Wind Power Brings Jobs to Nevada, Utah, Vermont, and Wisconsin
With companies like GE Energy reporting $1.3 billion in orders for wind turbines, some may assume that all the benefits from wind projects go toward large corporations, but that's far from the case. In fact, the current flurry of wind power projects is yielding job and economic benefits across the country.
Nevada is the latest to gain from the current wind rush, as Energy Nevada, LLC has announced an agreement with Sweden's Nordic Windpower to establish Nordic's U.S. manufacturing activity in the northern part of the state. The agreement provides for Nordic Windpower to start manufacturing wind turbines in Nevada as soon as a wind developer commits to building a Nevada wind energy project of sufficient size. From the Nevada plant, Nordic and Energy Nevada plan to ship wind turbines throughout North America. See the Energy Nevada press release (PDF 254 KB). Download Acrobat Reader.
A fabrication plant in Provo, Utah, is already benefiting from the wind rush, having just earned a contract to build 150 tubular steel towers for wind turbines to be installed in the West. The 14-month project will require more than 18,000 tons of steel. The plant is owned by CB&I, a leading engineering, procurement, and construction company. See the CB&I press release.
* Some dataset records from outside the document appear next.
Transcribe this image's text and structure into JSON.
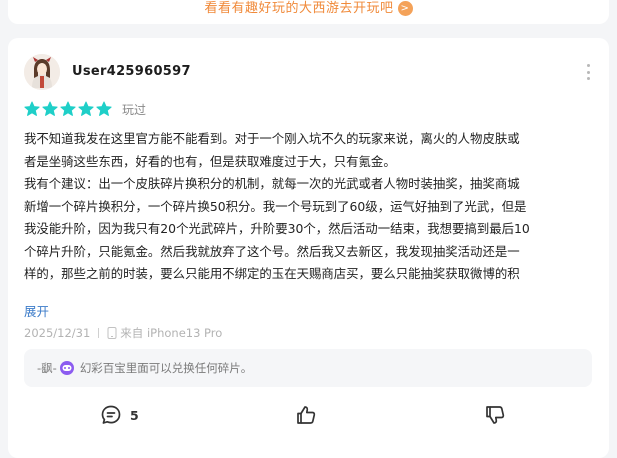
{
  "top_banner": {
    "text": "看看有趣好玩的大西游去开玩吧",
    "badge": ">"
  },
  "review": {
    "username": "User425960597",
    "stars": 5,
    "star_color": "#1fcfc8",
    "status": "玩过",
    "body": "我不知道我发在这里官方能不能看到。对于一个刚入坑不久的玩家来说，离火的人物皮肤或\n者是坐骑这些东西，好看的也有，但是获取难度过于大，只有氪金。\n我有个建议：出一个皮肤碎片换积分的机制，就每一次的光武或者人物时装抽奖，抽奖商城\n新增一个碎片换积分，一个碎片换50积分。我一个号玩到了60级，运气好抽到了光武，但是\n我没能升阶，因为我只有20个光武碎片，升阶要30个，然后活动一结束，我想要搞到最后10\n个碎片升阶，只能氪金。然后我就放弃了这个号。然后我又去新区，我发现抽奖活动还是一\n样的，那些之前的时装，要么只能用不绑定的玉在天赐商店买，要么只能抽奖获取微博的积",
    "expand_label": "展开",
    "date": "2025/12/31",
    "device": "来自 iPhone13 Pro"
  },
  "reply": {
    "author": "-飖-",
    "text": "幻彩百宝里面可以兑换任何碎片。"
  },
  "actions": {
    "comment_count": "5",
    "like_count": "",
    "dislike_count": ""
  },
  "colors": {
    "accent_orange": "#f08a3a",
    "link_blue": "#3d7cc9",
    "game_icon": "#8c5cf0"
  },
  "icons": [
    "avatar",
    "more-icon",
    "star-icon",
    "phone-icon",
    "game-icon",
    "comment-icon",
    "thumbs-up-icon",
    "thumbs-down-icon"
  ]
}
Wind power's fabrication needs have also yielded benefits for Wisconsin, as a new company called Global Energy Systems has been established in Stevens Point. The new plant will fabricate wind turbine components such as towers, flanges, gearboxes, bedplates, and hubs, and will employ about 100 people, including 75 skilled laborers. The company was started with the help of a Wisconsin Focus on Energy grant. See the Focus on Energy press release (PDF 21 KB).
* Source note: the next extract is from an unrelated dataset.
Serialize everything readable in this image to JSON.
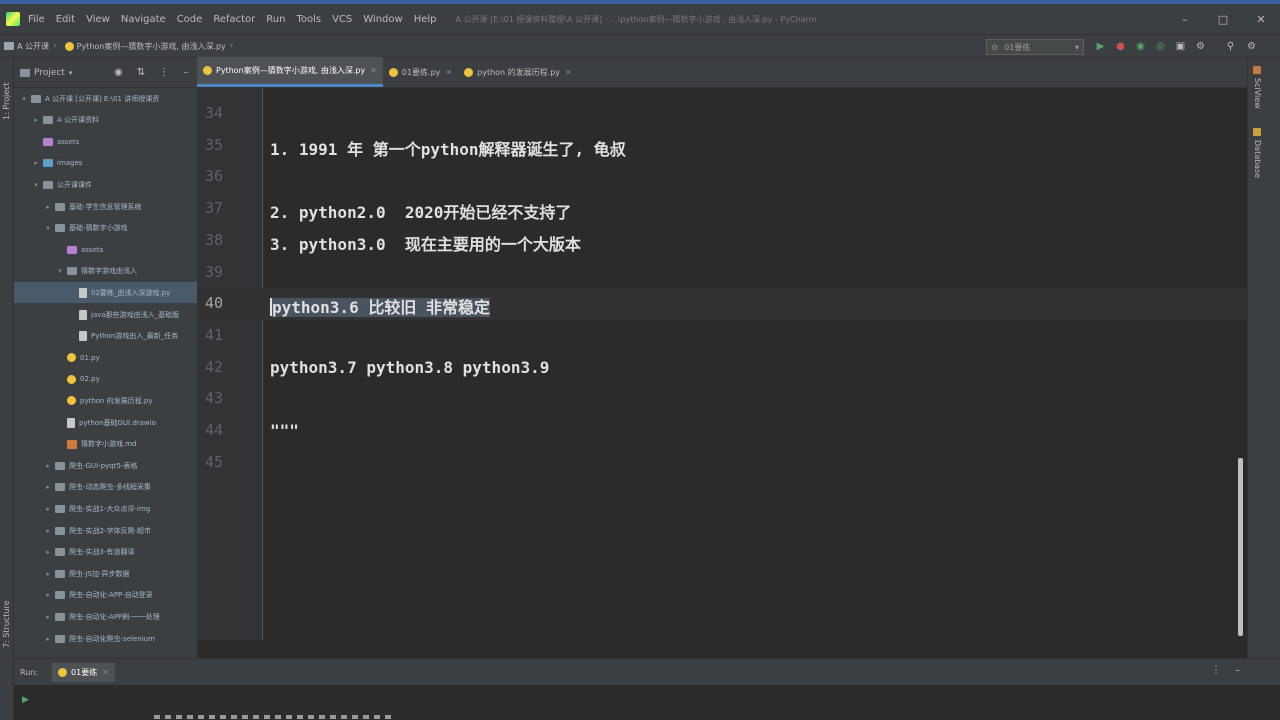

Last but not least, Vermont's Northern Power Systems is expanding its manufacturing facilities, having leased a 35,000-square-foot plant in Barre. The company plans to hire at least 35 new employees, including technicians, drafters, and engineers. The facility will first be used to build NorthWind 100 wind turbines for shipment to Alaska, and will also serve to fabricate industrial power systems. See the Northern Power press release.